1. 6

  2. 1

    “Too random” means “inappropriately distributed”.

    C++’ new library has distributions, and it’s great. If you want randomness that looks like how people’s height varies randomly, with that hump around the average, C++ gives you that, it’s called “normal” (and there are variations of that, yes). If you want randonness that looks like the number of customers entering a shop per minute (or I suppose requests to an API per second, absent crontabs), C++ gives you that, it’s called “poisson” (usually). No need to reinvent 19th century statistics just because you model something that isn’t uniformly distributed.

    1. 3

      Low-discrepancy sequences are a different topic than choice of distribution, though I agree people should also pay attention to that question. A low-discrepancy sequence is often a replacement for uniform sampling in cases where you want something more uniform, e.g. you want to draw 50 numbers, but with a high chance of them being fairly evenly spaced, which isn’t a property you get from small-sample draws from a uniform distribution. When you draw a lot of numbers you’ll get something that approaches uniform coverage, but in small samples it’s quite likely you’ll get clumping, which is not a problem if you actually want uniformly random draws (since that’s what they look like!), but can be a problem if you’re really using them as a proxy for something else where coverage matters, like to drive a Monte Carlo algorithm.

      1. 2

        (Reply-to-self, because too late to edit.)
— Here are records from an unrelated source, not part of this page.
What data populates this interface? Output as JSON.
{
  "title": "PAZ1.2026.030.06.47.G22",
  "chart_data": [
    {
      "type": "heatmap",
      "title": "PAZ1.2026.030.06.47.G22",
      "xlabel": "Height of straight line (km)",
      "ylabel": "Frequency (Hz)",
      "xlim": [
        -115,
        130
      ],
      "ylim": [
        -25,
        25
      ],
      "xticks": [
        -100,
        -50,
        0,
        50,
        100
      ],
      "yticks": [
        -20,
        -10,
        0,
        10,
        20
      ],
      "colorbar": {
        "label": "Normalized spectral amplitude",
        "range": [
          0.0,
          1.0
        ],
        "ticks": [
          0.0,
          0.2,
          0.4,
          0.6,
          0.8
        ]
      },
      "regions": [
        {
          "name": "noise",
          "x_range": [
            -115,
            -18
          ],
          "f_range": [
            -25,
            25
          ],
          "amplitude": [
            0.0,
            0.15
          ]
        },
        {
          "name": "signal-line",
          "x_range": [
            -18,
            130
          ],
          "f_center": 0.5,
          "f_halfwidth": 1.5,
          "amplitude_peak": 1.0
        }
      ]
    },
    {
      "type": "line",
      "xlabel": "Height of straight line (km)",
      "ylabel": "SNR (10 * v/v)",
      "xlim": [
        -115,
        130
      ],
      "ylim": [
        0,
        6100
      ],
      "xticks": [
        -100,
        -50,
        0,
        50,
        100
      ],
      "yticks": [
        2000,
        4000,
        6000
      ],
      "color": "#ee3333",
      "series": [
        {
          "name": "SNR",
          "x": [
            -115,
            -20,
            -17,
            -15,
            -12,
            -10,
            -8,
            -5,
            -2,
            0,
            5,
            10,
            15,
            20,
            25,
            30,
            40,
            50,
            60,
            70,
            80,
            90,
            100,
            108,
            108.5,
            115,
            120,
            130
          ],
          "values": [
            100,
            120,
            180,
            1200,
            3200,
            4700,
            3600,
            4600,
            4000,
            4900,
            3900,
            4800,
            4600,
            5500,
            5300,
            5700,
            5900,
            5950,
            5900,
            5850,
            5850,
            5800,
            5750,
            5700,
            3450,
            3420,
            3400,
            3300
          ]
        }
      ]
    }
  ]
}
        Upon further thought, a better way of putting this might be the other way around (i.e. not the way this post’s title puts it). You can view low-discrepancy sequences as being not for when random numbers are too random, but for when a uniform (non-random) grid is too uniform. For example, if you use the uniform grid [0, 5, 10, 15 .. 100] to run some kind of algorithm on the interval [0 .. 100] without running it at every point, you have a bunch of weird regularities to it, like every single number you picked happening to be divisible by 5, which is not really representative of the overall properties of the interval [0 ..100]. But if you instead sample [0 ..100] randomly, you do get nicely random statistics of every kind, but a good likelihood of bad coverage of the interval due to clumping. So the goal is to come up with a deterministic sequence with good coverage that nonetheless “looks” random.
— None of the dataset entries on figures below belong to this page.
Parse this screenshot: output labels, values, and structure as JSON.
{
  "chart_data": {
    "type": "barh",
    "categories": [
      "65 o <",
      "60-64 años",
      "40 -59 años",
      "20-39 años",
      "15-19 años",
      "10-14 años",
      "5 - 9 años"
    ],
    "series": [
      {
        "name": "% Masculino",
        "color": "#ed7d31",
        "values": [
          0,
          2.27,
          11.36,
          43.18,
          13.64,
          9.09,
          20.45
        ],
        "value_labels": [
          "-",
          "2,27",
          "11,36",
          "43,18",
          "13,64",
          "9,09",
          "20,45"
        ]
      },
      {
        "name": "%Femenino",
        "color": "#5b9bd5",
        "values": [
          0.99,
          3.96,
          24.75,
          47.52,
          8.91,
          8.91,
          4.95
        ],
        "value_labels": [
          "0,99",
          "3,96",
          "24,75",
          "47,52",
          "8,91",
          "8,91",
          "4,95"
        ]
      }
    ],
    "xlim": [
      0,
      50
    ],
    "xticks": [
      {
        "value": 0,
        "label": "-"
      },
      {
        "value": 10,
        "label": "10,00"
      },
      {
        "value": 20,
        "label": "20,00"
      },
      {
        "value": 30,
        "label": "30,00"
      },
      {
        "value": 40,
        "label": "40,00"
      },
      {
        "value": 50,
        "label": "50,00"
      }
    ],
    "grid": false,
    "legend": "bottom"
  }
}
        In a sense this is saying the same thing, that we magically want some of the properties of both a uniform grid and uniformly-random sampling. But putting it this way sides towards saying this is a specially chosen type of grid that tries to minimize spurious regularities (like every number being divisible by 5), rather than a special type of random sampling.

      2. 1

        I agree with your comment - what the author is looking for is less variance in what ever they generate. So a fast, pragmatic way, would be to take a uniform grid of whatever dimensionality then add a gaussian jitter around points on that grid.